After his deployment ended, Warner eventually completed a bachelor’s in chemistry at UC and began shadowing physicians in UC Medical Center’s trauma unit.
“I think I did over 200 hours before I started medical school,” said Warner. “I really liked the program and instructors. I also had the advantage of my wife (she was his girlfriend at the time) finishing pharmacy school in Cincinnati so I could stay here.”
Warner, 32, had faced many challenges as a Green Beret and was accustomed to difficult conditions that were often not just physically demanding but mentally draining. He learned Arabic—a category 3 language as complex and difficult as Mandarin Chinese—within six months and operated in hostile scenarios witnessing service members being shot, stabbed, bitten or blow up by rocket-propelled grenades.
Yet, he still found a way to connect with local residents and realized that while their customs and culture were different, their humanity was as real as his own.
“We eat their food and drink their water,” said Warner. “Sometimes we live on bases but we often live in small team houses. We rely on the national population to prevent us from getting hurt and you learn to respect the dynamics of those environments and how your relationship with them affects your life.”
Memories of those experiences eventually took their toll showing in the midst of Warner’s first year of medical school. His struggle with post-traumatic stress disorder (PTSD) made the transition at UC a bit rocky so he took a year off for medical leave to regroup.
“I realized I had to take care of myself before I could took care of patients,” said Warner. “PTSD is something you live with but you are not defined by it.
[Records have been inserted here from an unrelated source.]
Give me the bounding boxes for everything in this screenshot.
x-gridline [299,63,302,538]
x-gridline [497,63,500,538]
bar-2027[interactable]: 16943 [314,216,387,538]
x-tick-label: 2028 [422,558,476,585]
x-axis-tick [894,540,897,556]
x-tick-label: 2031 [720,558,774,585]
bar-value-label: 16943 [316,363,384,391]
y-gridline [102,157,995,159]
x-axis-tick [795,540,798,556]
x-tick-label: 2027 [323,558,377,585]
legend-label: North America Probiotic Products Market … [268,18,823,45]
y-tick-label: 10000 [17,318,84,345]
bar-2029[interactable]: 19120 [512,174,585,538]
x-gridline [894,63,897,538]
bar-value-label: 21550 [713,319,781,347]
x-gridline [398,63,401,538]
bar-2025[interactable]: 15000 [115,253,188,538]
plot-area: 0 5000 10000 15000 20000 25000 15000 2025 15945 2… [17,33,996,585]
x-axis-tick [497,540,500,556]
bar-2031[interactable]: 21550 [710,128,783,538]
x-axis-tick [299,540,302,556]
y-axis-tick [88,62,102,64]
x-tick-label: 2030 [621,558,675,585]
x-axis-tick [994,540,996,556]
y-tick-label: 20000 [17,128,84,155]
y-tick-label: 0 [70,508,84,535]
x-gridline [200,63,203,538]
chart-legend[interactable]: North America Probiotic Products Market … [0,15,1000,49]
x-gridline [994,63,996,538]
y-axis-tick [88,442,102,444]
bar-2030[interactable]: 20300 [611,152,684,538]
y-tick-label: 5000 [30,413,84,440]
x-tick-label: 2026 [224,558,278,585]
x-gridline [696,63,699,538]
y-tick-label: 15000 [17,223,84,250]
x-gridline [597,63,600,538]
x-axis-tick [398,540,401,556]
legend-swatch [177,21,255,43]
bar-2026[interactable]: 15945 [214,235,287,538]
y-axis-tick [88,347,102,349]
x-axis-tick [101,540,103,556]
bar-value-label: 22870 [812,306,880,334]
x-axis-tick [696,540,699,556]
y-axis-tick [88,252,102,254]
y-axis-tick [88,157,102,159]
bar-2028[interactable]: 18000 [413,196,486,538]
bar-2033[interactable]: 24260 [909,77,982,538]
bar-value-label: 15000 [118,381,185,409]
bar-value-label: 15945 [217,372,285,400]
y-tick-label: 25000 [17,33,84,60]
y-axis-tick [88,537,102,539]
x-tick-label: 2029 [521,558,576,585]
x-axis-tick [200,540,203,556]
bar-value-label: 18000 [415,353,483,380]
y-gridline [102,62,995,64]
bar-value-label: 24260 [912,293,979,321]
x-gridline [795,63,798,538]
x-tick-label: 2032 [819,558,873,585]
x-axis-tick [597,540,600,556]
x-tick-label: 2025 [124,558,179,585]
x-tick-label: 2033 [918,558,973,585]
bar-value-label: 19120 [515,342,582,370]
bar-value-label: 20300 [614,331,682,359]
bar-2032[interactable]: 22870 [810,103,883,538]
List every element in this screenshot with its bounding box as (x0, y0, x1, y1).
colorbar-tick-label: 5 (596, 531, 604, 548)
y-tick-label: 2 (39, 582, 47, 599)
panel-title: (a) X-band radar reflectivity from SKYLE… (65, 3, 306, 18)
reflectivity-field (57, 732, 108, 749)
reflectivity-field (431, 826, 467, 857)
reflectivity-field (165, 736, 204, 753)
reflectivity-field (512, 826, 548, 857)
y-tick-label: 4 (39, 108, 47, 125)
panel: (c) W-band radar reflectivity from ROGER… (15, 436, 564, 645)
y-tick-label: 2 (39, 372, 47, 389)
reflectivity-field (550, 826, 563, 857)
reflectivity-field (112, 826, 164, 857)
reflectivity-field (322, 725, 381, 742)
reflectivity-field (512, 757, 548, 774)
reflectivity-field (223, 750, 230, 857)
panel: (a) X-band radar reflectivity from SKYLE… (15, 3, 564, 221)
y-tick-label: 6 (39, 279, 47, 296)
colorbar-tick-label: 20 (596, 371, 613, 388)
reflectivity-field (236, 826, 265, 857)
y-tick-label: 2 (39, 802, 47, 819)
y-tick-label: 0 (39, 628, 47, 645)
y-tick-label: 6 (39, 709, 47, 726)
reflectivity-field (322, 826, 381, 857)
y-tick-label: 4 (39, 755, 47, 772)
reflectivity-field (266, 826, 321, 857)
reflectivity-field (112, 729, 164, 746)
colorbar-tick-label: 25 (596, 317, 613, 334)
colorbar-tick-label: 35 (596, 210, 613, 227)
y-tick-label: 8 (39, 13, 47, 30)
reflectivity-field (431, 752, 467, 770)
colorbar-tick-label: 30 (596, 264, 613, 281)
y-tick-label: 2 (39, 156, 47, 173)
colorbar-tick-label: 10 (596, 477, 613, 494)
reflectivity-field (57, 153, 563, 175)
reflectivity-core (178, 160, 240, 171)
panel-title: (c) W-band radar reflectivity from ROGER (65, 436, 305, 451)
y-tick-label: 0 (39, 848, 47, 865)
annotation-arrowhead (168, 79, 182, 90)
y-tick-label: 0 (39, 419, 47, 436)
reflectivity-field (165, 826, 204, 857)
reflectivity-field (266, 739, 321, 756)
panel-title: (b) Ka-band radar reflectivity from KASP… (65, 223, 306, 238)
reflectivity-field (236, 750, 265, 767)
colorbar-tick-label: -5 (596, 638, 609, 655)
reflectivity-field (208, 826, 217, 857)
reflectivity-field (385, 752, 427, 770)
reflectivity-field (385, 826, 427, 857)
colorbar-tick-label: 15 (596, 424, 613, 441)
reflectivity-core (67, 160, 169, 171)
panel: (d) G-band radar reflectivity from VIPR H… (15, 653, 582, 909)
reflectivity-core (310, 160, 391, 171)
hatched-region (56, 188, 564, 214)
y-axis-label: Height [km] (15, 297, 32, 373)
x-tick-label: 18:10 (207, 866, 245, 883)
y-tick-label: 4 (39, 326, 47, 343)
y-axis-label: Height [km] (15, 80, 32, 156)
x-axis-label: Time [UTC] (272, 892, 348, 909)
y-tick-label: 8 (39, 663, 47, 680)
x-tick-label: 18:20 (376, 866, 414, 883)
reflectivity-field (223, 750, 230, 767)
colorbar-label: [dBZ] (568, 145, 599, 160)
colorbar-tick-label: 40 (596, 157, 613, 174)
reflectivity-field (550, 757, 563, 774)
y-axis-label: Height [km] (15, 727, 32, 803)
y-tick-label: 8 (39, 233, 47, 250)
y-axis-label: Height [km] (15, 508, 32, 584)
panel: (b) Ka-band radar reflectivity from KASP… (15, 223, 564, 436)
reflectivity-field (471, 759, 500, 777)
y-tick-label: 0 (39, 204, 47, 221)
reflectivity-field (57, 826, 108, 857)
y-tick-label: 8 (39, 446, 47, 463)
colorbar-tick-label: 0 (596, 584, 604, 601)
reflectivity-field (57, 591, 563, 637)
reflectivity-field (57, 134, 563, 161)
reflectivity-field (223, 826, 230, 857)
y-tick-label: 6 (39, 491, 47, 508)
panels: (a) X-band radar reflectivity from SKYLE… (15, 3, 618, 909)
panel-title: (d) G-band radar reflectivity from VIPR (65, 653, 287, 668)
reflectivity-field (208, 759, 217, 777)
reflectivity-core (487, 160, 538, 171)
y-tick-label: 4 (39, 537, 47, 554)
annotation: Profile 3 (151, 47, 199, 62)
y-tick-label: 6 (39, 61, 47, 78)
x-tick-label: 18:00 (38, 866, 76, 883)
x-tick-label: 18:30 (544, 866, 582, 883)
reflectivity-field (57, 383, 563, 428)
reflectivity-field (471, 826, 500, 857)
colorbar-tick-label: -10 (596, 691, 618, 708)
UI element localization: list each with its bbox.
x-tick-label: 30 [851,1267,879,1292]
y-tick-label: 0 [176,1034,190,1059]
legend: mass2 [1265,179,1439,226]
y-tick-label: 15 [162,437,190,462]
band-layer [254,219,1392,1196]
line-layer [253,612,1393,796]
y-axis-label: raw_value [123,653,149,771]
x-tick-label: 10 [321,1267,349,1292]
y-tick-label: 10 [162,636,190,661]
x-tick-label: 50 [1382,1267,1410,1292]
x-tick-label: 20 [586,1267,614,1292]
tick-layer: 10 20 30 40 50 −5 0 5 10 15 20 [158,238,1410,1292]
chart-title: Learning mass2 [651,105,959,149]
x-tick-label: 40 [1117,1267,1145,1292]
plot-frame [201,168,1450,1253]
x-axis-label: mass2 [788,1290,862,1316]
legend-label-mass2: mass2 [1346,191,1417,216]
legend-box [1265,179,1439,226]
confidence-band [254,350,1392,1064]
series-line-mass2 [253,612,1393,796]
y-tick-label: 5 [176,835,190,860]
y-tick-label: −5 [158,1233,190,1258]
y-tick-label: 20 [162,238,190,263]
I am open with groups and I talk with people about PTSD…I don’t think a lot of doctors like to talk about their faults, the things that make them human.”
But Warner shared his experiences with post-traumatic stress disorder by presenting sessions about it to his fellow medical students.
“When I talk about PTSD to students, I speak with them about how you can talk to a patient who might be guarded because they have lost that trust or they have these reactionary symptoms,” said Warner.
“I like to talk about how PTSD affects families,” he said. “My wife was at this last meeting I had here and she ended up talking too. The best management for PTSD is having families know what goes on and offer ways to mitigate high-anxiety environments.
“Admittedly, I think if I had just driven through med school—and I think I could have and not taken that medical leave and not taken care of myself—I think it definitely would have affected me … leaving the profession, or leaving my relationship or leaving society and becoming something not normal,” said Warner. “I recognized my feelings weren’t normal and I needed to take care of them.”
Fortunately, one thing Warner wasn’t so good at was quitting. After medical school, he will take a year to do research at Cincinnati Children’s Hospital Medical Center before seeking a residency program. It will give him more time with his wife and their five-month old daughter, Blakely Mae, and allow him to determine which program best suits him.
“I think the non-linear journey is the most rewarding journey sometimes,” said Warner.